For short-sellers in U.S. stocks, the agony just piles on
By Jennifer Ablan and David Gaffen
NEW YORK (Reuters) - In January 2014, veteran short-seller Bill Fleckenstein said he was readying a new fund to bet on falling stock prices. More than a year later, he's still waiting to launch that fund.
Despite lackluster U.S. economic data, a world grappling with slow growth, concern that Greece and Ukraine could default on their debts, the U.S. stock market has been more than resilient. Even after a selloff on Friday, major indices are less than two percent from all-time highs and volatility measurements have been close to their lowest levels for 2015.
"How are you supposed to actively short stocks in this environment? It has been impossible," Seattle-based Fleckenstein told Reuters.

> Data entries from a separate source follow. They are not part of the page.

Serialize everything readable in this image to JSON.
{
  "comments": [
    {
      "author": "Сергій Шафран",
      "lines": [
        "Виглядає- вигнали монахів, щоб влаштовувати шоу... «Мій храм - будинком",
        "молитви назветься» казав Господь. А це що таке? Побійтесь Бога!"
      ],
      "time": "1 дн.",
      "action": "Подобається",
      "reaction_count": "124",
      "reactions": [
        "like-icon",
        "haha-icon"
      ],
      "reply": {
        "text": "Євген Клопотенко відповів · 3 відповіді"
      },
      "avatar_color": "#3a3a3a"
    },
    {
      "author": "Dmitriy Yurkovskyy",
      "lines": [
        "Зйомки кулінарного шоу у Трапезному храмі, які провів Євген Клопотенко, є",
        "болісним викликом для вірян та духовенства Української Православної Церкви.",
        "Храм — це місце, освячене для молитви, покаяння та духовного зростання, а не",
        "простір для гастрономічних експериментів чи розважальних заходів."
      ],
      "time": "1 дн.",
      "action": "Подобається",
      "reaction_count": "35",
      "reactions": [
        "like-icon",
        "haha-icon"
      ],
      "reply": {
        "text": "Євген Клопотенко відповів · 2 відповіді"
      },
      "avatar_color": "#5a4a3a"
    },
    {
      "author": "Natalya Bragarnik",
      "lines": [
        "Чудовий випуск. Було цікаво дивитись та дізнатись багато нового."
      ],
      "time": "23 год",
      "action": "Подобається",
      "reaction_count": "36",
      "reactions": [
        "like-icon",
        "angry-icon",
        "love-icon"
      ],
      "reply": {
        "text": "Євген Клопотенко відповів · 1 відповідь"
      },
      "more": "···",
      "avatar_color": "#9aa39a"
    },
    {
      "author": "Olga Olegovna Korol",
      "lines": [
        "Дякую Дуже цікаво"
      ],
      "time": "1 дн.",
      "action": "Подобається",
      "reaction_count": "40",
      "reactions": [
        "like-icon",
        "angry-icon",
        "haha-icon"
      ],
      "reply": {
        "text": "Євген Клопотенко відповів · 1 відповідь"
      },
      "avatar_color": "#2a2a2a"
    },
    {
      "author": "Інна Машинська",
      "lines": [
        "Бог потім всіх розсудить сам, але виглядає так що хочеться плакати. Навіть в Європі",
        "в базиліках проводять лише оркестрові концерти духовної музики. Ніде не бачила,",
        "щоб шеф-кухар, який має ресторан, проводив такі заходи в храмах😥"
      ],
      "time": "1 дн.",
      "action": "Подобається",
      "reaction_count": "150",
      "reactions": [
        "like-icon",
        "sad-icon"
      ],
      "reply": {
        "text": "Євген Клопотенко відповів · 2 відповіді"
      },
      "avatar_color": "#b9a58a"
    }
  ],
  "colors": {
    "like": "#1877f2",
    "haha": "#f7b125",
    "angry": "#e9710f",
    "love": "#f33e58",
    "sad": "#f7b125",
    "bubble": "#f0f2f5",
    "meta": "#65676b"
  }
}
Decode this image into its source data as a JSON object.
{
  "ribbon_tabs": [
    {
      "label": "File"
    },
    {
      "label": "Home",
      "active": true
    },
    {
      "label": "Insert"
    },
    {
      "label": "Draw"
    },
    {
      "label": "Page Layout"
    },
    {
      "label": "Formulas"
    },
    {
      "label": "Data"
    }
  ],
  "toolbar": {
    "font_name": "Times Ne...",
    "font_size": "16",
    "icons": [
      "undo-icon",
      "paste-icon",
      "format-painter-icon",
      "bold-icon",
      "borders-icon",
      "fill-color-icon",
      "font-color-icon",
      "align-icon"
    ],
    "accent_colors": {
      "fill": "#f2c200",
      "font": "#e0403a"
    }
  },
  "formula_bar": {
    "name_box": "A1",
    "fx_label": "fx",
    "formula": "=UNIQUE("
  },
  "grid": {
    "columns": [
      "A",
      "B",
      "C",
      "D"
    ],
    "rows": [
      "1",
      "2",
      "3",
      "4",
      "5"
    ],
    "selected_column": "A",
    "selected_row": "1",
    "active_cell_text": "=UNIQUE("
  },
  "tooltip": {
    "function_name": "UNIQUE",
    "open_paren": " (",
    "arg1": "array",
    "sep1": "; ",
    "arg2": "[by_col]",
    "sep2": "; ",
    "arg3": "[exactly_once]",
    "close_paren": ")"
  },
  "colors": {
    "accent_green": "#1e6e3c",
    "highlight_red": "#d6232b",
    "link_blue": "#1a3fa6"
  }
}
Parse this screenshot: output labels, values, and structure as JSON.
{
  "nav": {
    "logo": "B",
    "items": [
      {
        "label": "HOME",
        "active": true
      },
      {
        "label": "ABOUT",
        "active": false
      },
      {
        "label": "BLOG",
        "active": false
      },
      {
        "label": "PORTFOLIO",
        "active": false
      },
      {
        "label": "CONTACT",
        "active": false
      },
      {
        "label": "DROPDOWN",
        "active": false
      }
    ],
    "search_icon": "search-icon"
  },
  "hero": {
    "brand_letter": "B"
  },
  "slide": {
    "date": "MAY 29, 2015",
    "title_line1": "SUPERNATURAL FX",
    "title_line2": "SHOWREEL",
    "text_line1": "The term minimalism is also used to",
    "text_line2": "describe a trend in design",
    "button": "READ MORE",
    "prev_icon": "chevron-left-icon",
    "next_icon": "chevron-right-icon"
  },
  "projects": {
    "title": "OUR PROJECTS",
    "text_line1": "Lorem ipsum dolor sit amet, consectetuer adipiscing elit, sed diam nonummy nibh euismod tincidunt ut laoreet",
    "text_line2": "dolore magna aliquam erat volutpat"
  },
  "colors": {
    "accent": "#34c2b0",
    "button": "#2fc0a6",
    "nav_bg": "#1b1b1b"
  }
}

His frustration is shared by others dedicated to betting on declines, if not for the broader market then for individual stocks that look overvalued. Outside of the hard-hit energy industry, most sectors have performed well over the last several months, and dedicated short funds have been stung.
Equity markets continue to benefit from ultra-low interest rates and other moves by central banks aimed at stimulating demand in major economies.
"It all comes down to free money and that old saw - 'don't fight the Fed,'" said Jeff Matthews, who runs Ram Partners, a Naples, Florida-based hedge fund.
Through the end of March, Credit Suisse's index that measures the performance of short-biased funds is down 4.4 percent, while its market-neutral index - measuring funds that match long and short bets - is off by 1.6 percent. In comparison, CSFB's broad index of all hedge funds is up 2.6 percent.